Brave New World

This article is part of an upcoming editorial series entitled “50 Ideas to Shape the Future”.

The book that rested on his chest slid to the floor and violently hit the mat. The blow woke him with a start. He opened one slightly bleary eye and was suddenly invaded by a feeling of resentment, of subtle restlessness.

The crackle from the fireplace, of half-consumed firewood, soon soothed him. He managed to get up out of his chair, slowly, that pain in his hip forever limiting his movement. He opened his mouth in a full yawn, scratching the double chin that the years had drawn on his face, now aged and languishing. He looked around trying to orient himself from the deep lethargy that clung to him; those naps always kidnapped him.

His dazed look drew a glossy library, where he used to spend hours submerged between the pages of books, subjugated by the smell of wood and resin. “I have always imagined that Paradise will be a kind of library,” he laughed to himself, remembering Borges’ quote, as if he hadn’t woken up from a nap in this life but in the other. He looked down at the floor and saw the culprit of his abrupt awakening, an old copy, almost a hundred and fifty years old now, by Aldous Huxley. He adored those first editions, and when it was published way back in 1931, Brave New World was quite a revolution. Although he wasn’t born until fifty years after that milestone, literature was eternal, making him feel optimistic, humbly victorious.

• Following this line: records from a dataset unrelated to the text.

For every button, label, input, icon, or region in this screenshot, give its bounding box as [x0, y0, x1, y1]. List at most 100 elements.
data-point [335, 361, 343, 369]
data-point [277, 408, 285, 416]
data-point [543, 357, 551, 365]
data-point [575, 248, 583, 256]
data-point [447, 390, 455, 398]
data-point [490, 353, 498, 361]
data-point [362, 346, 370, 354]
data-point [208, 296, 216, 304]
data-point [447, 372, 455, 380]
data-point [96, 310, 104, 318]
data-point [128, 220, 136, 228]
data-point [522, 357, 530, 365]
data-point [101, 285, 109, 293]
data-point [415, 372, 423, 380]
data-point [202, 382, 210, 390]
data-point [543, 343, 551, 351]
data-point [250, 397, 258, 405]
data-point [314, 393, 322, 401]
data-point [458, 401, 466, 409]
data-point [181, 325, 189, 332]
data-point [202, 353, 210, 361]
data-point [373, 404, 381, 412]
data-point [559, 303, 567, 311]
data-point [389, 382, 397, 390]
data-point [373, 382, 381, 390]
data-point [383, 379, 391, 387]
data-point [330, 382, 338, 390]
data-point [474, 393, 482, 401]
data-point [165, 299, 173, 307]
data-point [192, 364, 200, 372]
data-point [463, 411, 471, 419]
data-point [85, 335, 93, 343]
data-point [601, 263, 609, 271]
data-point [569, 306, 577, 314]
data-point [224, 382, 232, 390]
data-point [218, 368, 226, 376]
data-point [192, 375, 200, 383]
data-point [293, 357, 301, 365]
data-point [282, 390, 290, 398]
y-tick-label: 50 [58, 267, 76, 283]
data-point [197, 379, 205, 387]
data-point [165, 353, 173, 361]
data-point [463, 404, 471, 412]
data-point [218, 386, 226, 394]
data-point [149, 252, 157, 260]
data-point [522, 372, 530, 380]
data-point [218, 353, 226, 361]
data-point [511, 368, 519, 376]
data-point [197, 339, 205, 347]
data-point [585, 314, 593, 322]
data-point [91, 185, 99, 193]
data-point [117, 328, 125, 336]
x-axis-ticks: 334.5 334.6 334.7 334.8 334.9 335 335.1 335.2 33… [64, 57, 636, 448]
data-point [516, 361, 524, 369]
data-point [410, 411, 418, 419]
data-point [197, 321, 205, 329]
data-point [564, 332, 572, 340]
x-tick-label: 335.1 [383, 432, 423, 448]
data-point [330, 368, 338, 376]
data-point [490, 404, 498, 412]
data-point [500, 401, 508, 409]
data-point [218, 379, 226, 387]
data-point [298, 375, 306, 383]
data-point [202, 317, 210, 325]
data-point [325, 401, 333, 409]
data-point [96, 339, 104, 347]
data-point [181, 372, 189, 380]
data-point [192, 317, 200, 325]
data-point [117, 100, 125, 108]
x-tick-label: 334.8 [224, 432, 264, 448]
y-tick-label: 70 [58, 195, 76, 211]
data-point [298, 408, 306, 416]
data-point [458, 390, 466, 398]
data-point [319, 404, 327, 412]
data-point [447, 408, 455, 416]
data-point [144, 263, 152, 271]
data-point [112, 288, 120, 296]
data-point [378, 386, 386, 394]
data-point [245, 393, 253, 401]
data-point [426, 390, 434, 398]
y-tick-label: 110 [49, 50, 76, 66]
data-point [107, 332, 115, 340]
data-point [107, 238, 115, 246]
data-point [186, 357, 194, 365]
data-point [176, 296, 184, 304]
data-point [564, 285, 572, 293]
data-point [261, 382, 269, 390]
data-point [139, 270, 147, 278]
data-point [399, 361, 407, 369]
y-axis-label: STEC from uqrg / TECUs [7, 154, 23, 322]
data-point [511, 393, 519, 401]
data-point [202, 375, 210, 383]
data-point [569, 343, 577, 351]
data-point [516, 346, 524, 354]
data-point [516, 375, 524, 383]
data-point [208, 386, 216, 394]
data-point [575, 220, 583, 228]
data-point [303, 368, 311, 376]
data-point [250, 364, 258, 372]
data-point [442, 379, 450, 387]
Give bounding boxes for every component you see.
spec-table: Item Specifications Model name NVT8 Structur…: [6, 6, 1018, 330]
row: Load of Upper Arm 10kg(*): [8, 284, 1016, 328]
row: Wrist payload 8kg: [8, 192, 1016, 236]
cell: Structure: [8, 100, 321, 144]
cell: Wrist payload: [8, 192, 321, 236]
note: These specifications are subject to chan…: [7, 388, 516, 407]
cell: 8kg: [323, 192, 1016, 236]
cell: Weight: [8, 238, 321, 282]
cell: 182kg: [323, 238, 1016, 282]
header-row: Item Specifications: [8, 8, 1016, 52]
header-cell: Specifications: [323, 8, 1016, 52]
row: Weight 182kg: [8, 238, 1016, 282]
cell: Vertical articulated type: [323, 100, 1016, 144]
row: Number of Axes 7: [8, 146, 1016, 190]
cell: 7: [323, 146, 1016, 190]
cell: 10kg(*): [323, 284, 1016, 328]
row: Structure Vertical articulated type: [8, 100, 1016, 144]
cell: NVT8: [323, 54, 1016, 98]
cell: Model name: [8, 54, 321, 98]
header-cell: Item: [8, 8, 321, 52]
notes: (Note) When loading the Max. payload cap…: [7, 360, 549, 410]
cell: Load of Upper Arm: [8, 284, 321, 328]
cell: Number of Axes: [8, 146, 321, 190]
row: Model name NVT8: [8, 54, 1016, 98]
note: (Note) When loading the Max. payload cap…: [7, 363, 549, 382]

He picked the book up from the floor and inspected the worn cover while meditating: society was safe from the Alpha, Beta, Gamma, Delta and Epsilon, those demonic breeds masterfully described by Huxley. Then he questioned himself: was it possible that today’s society had not yet eradicated wars or poverty? That we still struggled not to harm the environment? That we continue to be vulnerable to disease, far from the utopia of immortality? He had come to accept the imperfections of coexistence, that education was not the backbone of current societies, that happiness (oh, such a capricious yet comforting concept) did not shelter each individual and each community with its mantle… And, even so, even knowing that the world was far from those ideals, he felt proud because we had not fallen into the devilish temptation…

– “Do you need something? A coffee, perhaps?” – the metallic voice of his Artificial Friend interrupted him. Helpful, submissive.

“I need you to shut up. Don’t bother me.” His response was dry and dominant.

He picked up the glass of wine that he had set, before his nap, on the modern edition of Goethe’s Faust. His daughter had given him the book for Christmas and on the cover was the black silhouette of Mephistopheles on an indigo blue background. Yes, our society avoided a pact with the devil, he thought, and although technological advances were a never-ending source of temptations, we knew how to bend them to our will, to recognize the infinite risks they present. These days, technologies, digital or biological, were at our service, not the other way around.

Also, he smiled to himself, we’ve avoided succumbing to the cosmetic and self-imposed happiness with which we were invited to taste the apple, that neo-inquisition of “correctness” that would have turned us into servants, into castes of nothing, as in the book of Huxley. Rather, we dedicate ourselves to more humble, more respectful deeds, such as the care of seeing, of understanding, each individual, of delving into their singularities, their nuances. We are now far from the pestilence of those who sought to cancel behaviors that were not perversely stereotyped. Even so, one had to be alert, he said to himself, remembering Camus: “stupidity has a knack for getting its way”.

If fifty years ago he had had to guess at the current world, he would never have foreseen the speed of change (and back then, there were plenty of visionaries). It is thanks to literature, among other arts, that we have managed to preserve our memory, feed our imagination, and promote common sense, without which we would never have been able to guard against that threat to the essence of human nature.

Our society was imperfect, he smiled proudly.